The Year That Was

I have not written as much as I hoped this year (so say we all), but I did start work on a project that promises to be terrifying and horrible, so that is exciting and ahhhh writing. Dear god, it's that time of year again, awards awards awards awards awards awards--

Here's what I published in 2017:

January saw the reprint of "A Wisdom That Is Woe, a Woe That Is Madness" in The Dark. It originally appeared in A Mythos Grimmly, and is a retelling of Rapunzel though a Lovecraftian lens. It is one of my favorite things to have written. A prince searches for a captive princess, having no idea the thing he seeks is older than the world itself.

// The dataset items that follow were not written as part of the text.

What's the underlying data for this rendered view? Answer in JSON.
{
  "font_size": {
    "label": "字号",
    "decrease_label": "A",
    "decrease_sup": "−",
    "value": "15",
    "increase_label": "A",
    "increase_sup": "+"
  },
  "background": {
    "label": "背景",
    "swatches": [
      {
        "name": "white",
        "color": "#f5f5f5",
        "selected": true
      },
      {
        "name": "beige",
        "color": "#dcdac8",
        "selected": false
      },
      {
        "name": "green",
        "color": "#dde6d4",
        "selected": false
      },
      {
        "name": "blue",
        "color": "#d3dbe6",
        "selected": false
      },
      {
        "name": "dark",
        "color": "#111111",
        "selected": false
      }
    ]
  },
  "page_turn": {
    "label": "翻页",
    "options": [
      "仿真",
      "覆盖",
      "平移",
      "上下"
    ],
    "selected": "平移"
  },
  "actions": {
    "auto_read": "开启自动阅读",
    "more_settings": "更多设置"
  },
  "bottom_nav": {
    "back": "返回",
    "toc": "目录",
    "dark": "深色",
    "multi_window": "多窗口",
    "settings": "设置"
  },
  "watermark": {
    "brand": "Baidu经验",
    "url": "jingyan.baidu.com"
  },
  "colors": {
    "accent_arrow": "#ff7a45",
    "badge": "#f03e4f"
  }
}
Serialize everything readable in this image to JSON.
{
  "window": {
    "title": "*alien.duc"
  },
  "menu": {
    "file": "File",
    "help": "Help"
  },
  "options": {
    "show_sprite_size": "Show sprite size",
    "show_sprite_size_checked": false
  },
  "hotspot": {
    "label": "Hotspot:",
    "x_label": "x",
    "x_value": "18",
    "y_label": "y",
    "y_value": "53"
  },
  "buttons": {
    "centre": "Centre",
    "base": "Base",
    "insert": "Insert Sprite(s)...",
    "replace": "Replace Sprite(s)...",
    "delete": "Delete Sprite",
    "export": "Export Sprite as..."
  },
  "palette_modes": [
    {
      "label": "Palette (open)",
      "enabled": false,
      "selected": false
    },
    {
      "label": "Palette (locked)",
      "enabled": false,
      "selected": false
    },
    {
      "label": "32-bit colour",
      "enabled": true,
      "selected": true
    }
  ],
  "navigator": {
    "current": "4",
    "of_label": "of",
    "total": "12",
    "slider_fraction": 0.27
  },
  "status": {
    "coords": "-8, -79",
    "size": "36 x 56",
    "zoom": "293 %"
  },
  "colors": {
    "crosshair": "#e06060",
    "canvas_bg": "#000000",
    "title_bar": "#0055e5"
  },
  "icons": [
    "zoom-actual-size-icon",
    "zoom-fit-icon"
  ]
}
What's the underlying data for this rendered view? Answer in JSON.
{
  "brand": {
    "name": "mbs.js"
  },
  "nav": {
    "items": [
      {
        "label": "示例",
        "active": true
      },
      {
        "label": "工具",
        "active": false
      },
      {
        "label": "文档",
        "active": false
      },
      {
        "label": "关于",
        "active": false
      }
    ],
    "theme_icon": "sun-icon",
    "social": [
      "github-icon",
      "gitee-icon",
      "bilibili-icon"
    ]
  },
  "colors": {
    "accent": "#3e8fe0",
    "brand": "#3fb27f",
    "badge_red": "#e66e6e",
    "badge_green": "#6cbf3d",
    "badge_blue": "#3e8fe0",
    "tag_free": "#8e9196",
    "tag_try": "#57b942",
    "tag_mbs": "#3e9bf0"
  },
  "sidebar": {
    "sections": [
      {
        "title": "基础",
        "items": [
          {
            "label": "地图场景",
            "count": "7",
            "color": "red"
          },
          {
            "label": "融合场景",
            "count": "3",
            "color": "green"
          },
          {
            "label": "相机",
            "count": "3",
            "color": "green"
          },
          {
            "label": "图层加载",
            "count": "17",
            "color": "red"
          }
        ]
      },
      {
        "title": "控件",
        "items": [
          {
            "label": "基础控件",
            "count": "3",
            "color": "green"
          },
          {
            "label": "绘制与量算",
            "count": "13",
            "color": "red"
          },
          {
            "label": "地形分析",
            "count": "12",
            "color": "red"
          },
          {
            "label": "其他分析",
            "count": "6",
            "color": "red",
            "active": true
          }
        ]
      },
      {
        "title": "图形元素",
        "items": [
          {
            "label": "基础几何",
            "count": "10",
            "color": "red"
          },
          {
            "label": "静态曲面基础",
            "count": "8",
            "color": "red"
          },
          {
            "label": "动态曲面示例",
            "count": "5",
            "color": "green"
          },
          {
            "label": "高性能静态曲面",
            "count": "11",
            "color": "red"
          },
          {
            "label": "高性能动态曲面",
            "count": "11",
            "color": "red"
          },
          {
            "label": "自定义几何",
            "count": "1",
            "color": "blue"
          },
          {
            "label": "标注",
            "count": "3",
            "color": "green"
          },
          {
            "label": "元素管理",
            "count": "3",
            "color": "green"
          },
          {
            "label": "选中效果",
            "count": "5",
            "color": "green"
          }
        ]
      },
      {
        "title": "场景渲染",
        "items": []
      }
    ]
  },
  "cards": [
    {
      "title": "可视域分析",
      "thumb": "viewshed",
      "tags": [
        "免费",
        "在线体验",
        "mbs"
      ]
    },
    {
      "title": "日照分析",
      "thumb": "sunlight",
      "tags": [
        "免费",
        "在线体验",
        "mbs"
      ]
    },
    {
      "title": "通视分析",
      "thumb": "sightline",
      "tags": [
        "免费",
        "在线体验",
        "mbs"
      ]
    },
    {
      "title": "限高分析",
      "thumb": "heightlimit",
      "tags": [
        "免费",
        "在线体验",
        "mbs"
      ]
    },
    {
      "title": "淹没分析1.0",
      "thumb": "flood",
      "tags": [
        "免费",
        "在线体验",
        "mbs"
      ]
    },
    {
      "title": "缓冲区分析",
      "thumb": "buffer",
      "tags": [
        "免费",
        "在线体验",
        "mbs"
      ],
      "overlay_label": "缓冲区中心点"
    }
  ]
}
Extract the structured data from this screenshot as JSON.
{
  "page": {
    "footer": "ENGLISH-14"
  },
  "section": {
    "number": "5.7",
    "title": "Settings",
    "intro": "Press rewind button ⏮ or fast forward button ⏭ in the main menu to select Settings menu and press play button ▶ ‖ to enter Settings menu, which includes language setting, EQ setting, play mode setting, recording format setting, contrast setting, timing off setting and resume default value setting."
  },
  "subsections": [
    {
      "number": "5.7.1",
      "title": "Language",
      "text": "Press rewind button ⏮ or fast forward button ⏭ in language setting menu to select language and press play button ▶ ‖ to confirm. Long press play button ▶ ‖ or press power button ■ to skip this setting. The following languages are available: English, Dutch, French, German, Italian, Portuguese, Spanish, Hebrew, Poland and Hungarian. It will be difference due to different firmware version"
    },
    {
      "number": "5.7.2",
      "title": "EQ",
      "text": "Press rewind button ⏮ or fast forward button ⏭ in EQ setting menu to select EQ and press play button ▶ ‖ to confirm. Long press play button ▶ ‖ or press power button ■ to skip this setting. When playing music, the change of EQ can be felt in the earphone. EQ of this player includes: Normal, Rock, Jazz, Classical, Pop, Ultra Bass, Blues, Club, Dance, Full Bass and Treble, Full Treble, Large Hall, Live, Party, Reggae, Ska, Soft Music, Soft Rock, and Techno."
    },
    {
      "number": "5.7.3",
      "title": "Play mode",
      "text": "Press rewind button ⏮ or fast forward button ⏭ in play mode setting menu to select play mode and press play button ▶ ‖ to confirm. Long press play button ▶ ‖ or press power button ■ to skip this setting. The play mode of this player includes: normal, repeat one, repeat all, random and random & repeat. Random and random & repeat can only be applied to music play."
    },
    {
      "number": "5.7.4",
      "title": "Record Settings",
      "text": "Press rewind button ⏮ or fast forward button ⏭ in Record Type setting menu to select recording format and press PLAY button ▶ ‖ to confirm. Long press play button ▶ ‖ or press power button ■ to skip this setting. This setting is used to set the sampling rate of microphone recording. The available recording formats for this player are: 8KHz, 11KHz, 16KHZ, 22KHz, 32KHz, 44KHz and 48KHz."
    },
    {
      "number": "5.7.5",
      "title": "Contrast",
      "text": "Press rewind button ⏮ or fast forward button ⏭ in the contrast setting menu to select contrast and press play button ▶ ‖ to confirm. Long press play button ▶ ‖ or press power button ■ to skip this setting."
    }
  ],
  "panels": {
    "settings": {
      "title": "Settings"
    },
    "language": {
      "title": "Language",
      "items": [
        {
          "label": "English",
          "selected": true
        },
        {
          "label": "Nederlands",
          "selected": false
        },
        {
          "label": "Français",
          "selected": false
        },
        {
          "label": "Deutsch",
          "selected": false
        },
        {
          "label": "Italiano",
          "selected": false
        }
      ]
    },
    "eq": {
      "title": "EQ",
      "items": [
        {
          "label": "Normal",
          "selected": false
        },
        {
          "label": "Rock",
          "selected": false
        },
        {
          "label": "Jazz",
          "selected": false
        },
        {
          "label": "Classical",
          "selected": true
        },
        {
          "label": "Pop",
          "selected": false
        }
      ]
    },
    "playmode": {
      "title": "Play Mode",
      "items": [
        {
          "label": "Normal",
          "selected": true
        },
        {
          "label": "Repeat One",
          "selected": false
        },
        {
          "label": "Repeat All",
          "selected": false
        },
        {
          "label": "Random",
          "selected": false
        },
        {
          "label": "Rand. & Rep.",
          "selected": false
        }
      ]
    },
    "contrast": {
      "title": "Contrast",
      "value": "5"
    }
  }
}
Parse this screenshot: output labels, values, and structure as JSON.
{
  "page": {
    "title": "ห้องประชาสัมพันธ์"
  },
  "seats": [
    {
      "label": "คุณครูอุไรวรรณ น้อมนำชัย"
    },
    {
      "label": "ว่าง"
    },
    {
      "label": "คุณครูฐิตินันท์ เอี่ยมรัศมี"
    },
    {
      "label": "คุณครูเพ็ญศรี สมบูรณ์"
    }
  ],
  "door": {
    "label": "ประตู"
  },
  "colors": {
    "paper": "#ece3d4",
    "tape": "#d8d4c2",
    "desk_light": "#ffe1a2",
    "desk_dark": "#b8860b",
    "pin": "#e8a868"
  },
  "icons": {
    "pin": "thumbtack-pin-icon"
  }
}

February brought "Blush Response" to the No Shit There I Was anthology, edited by Alex Acks. This story was a challenge; it is set in a world that is literally black and white and all shades of gray. Within this world, there are women who can channel color, color which is used to mark those guilty of crimes. But the color also brings with it a painful high and our heroine is looking for her next fix, even if she has to kidnap the woman who can give it to her.

February also marked my appearance in Gamut with "Figure 8." This story is about the eighth woman in a line of clones. Built to be a killer, she knows she's the best, and is on the trail of the seven who came before her.

In March, I dabbled in a little smut with "Virtually Yours" for Great Jones Street. I used to write more smut than I presently do, but that may change in 2018.

I broke into IGMS for the first time in April with "Murmuration." This story is set in my Distances universe, but each story stands wholly on its own. In "Murmuration," our heroine finds a strange bone on the surface of Mars, and its existence touches on one deeper, something strange within herself.

In May, I got to bring my circus universe to Apex Magazine, with "The Three-tongued Mummy." This story also allowed me to marry my true loves, Egypt and the carnival. Wouldn't you just know Jackson had bought a mummy from a dealer in Cairo? And wouldn't you just know that mummy ain't quite right...

May also marked my ninth story at Clarkesworld, "Baroness." This is also set in my Distances universe, and concerns the crew on Saturn's moon Titan. Methane miners find something horribly weird in Kraken Mare. This story was an attempt to talk about refugees and workers and how we use bodies when they are not our own.

Early summer, "But For the Pieces He Left Behind" appeared in the Clockwork Cairo anthology. Yay Egypt! This story is another about my dwarfess heroine, Muriel. While attending the opera in Cairo, Things Go Weird and Strange, and lead Muriel on an adventure toward a ghost she thought she laid to rest in the Antarctic.

The Thing in the Ice is unlike anything else I've written; it appeared in June, as part of the Kaiju Revised novella series from Apokrupha. Monster stories told by and about women. I set this one on Ceres, where ice miners accidently (?!) release something from the water ice on the asteroid. Space dragons, bisexuals, a thousand hidden Easter eggs, McDonalds in Space, and true love. You know, the usual.

"Mix Tapes from Dead Boys" marked my second Lightspeed appearance in July. Once again in my Distances universe, this story is about Hadley, who is stationed in Neptune's orbit. Things are weird this far in the system, and Neptune's got some explaining to do: why's it so hot? Hadley's searching for an answer she may not like.

"Salt in Her Hollows" came to the Strange California anthology in August. I always wanted to write a story about a surfer chasing after something that calls her, and I wrote this one before Strange California was even a thing. When the anthology was announced, I hoped the story would find its place there. So thankful it did.

The Dark had me back in October with "Ghostling," possibly my most misunderstood story. Every person who reviewed the story misgendered the main character--perhaps because of the first line. "Welch fucks the ghosts in the orchard." Welch is intentionally not gendered in the story, in an attempt to speak to the ways nonbinary and others of our world walk through ghostly spaces the gendered cannot wholly understand unless they (we) get quiet and listen to their experiences.

The Clockwork Tomb also published this year, the fourth installment of my Folley & Mallory Adventures. In this novella, Mallory gifts Eleanor with a tomb to explore, a tomb that her own father one researched. Is it connected to her missing mother and the ancient Egyptian pharaoh she served? Of course it is. Volume five, The Quartered Heart, should appear in 2018.

And that's probably all I will publish this year, given how the rejections have been stacking up like snow as the weeks wind down. I feel like I didn't do a lot this year, and that's ridiculous.